Botanischer Name und Sorten

Der Rosmarinus Officinalis gehört zu einer der zwei Sorten der Pflanzengattung Rosmarinus. Der Name leitet sich von der Eigenschaft des immergrünen Halbstrauchs ab, in Küstennähe entlang des Mittelmeers zu wachsen. Die lateinischen Worte ros marinus bedeuten übersetzt Tau des Meeres. Die Namensdeutung anhand altgriechischer Begriffe lässt Rückschlüsse auf die Heilwirkung dieses Krauts schließen.

Es gibt zahlreiche verschiedene Rosmarin-Sorten, die sich vor allem in ihren Aromen, aber auch ihrer Härte und Empfindlichkeit unterscheiden.

Charakteristisches Aussehen

Seife selber machen mit RosmarinDie Blätter des Rosmarinus Officinalis  sind schmal und länglich, ähneln beinahe schon Nadeln. Während die Oberseite der Blätter ein sattes, dunkles Grün aufweist, ist die Unterseite mit pelzartig-feinen, weißen Haaren versehen. Die violett-blauen, rosa oder weißlichen Blüten erscheinen das erste Mal im Frühjahr und können über den ganzen Sommer hinweg immer wieder aufblühen.

Verbreitung

Der Rosmarinstrauch wächst wild entlang der Küsten des Mittelmeeres. Bereits in der Antike wurde die Pflanze als Heil-und Gewürzpflanze kultiviert. Im mitteleuropäischen Bereich hat sie im Mittelalter Einzug gehalten. Hier wird sie nicht nur wegen ihres Geschmacks, sondern auch ihres attraktiven Aussehens angepflanzt.

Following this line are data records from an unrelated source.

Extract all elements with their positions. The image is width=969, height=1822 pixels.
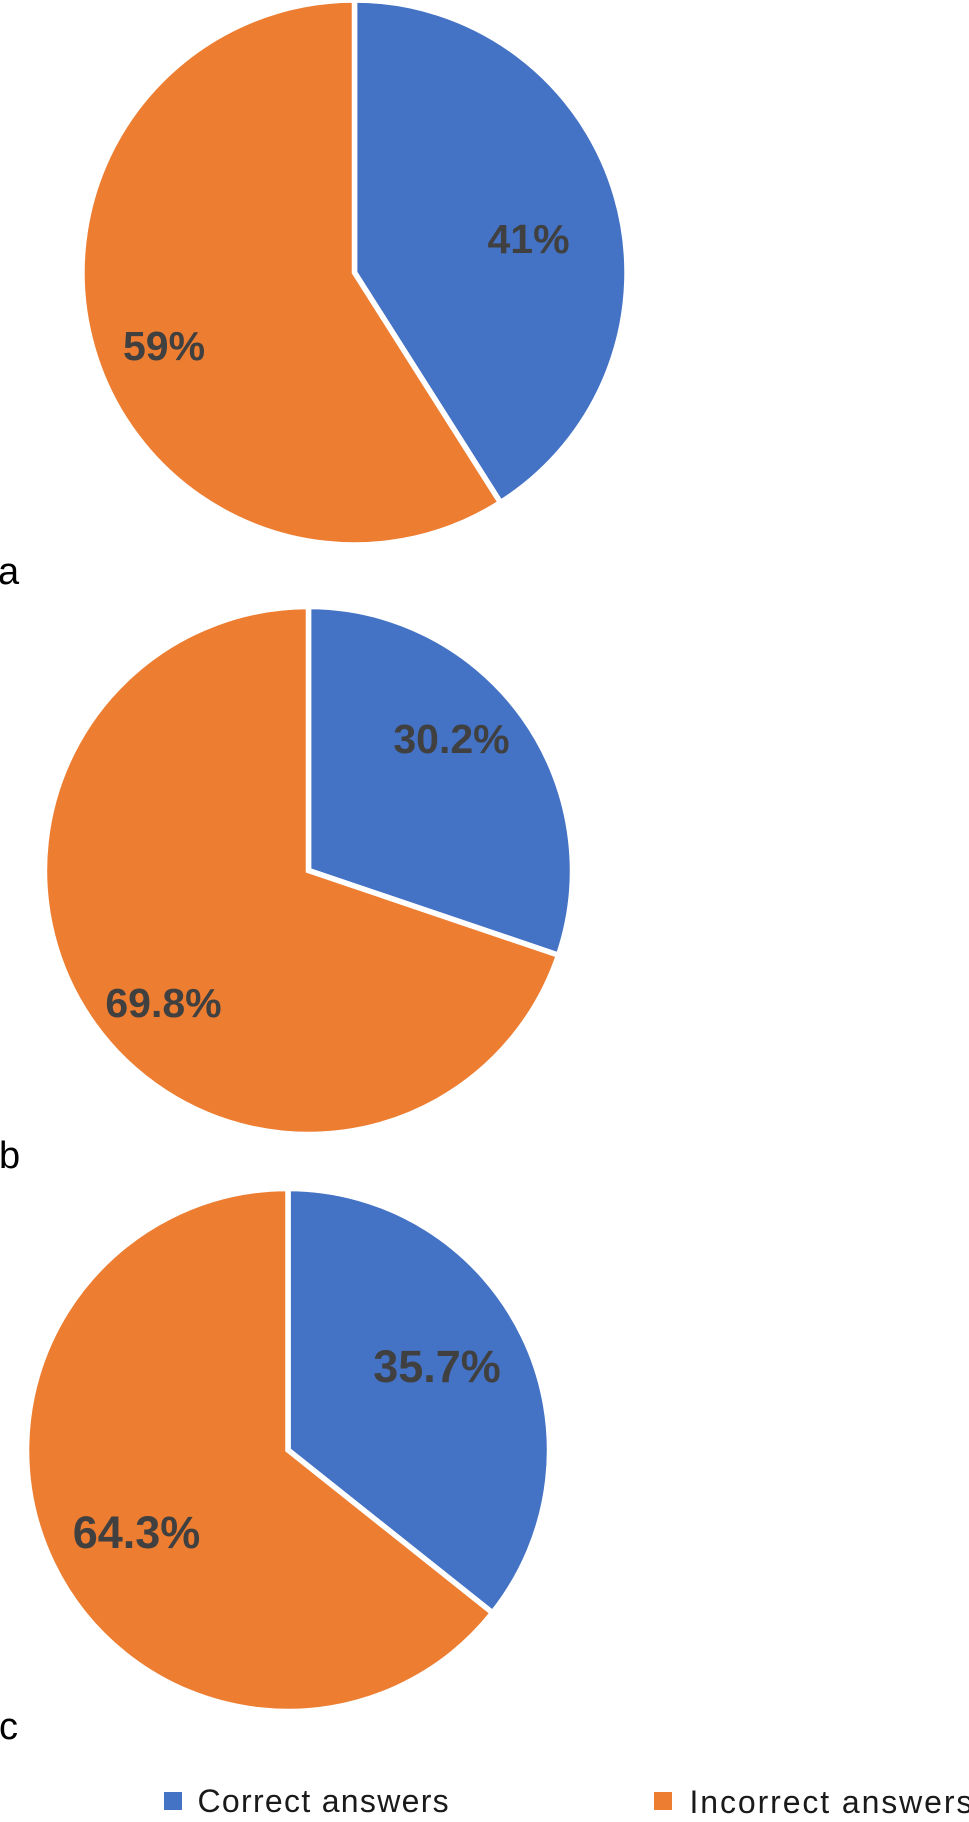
svg-text:64.3%: 64.3% bbox=[73, 1507, 201, 1558]
svg-text:Incorrect answers: Incorrect answers bbox=[690, 1784, 969, 1820]
svg-text:35.7%: 35.7% bbox=[373, 1341, 501, 1392]
svg-text:Correct answers: Correct answers bbox=[198, 1783, 450, 1819]
svg-text:30.2%: 30.2% bbox=[393, 716, 509, 762]
svg-text:a: a bbox=[0, 551, 20, 593]
svg-text:b: b bbox=[0, 1135, 20, 1177]
svg-text:59%: 59% bbox=[123, 323, 205, 369]
svg-text:41%: 41% bbox=[487, 216, 569, 262]
svg-text:69.8%: 69.8% bbox=[105, 980, 221, 1026]
svg-text:c: c bbox=[0, 1706, 18, 1748]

Pflege und Anbau im heimischen Garten

Rosmarin liebt sonnige und heiße Plätze sowie möglichst kargen, kalthaltigen Boden. Er ist robust und einige Sorten sind auch winterhart. Allerdings geht die Pflanze schnell ein, wenn sie in zu feuchter Erde steht oder sogar Staunässe ausgesetzt ist. Da der wunderbar duftende Strauch bis zu zwei Meter hoch und ebenso breit werden kann, empfiehlt es sich, ihn regelmäßig zurückzuschneiden, wenn er als Balkonpflanze dienen soll.

Ernte und Verwendung

Die Blätter oder kleinen Zweige des Rosmarinstrauchs können von Frühjahr bis Herbst geerntet werden. Verwendung finden sowohl frische Zweige als auch getrocknete oder zu Pulver zerstoßene Blätter.

Die Anwendung von Rosmarin ist sehr vielseitig. Durch seinen intensiven Geschmack wird er besonders bei Fisch- und Fleischgerichten sehr empfohlen. Dieses Kraut ist aus der mediterranen Küche nicht mehr wegzudenken.

Doch auch in der Kosmetik und als Heilkraut ist der Rosmarin vielfach in Verwendung. Das liegt sowohl an seinem würzigen Duft als auch an den vielen positiven Eigenschaften, welche den Strauch ausmachen.

Verwendung von Rosmarin in der Kosmetik

Rosmarin wird wegen seines starken Aromas gerne zu Badeöl oder Tinkturen verarbeitet. Die Inhaltsstoffe sind stark antiseptisch und antimikrobiell. Die Wundheilung wird gefördert und die Haut erfrischt. Rissige, wunde oder durch Ekzeme belastete Haut kann von der Anwendung des Rosmarinkrauts daher stark profitieren.

In einem Shampoo verarbeitet ist Rosmarin ein äußert wirksames Mittel gegen Schuppen und fettiges Haar.

Rosmarin in Naturseifen

Der Einsatz von Rosmarin in Seifen ist besonders wegen der antiseptischen und bakterienabtötenden Wirkung sehr beliebt. Am Einfachsten ist beim Seife selber machen die Zugabe von gemahlenem Rosmarin (dessen Nadeln) oder Destillat. Für einen hübschen Außeneffekt können auch einzelne Blätter und Blüten in die Seife integriert werden. Charakteristisch passt Rosmarin auch sehr gut in eine Gärtnerseife.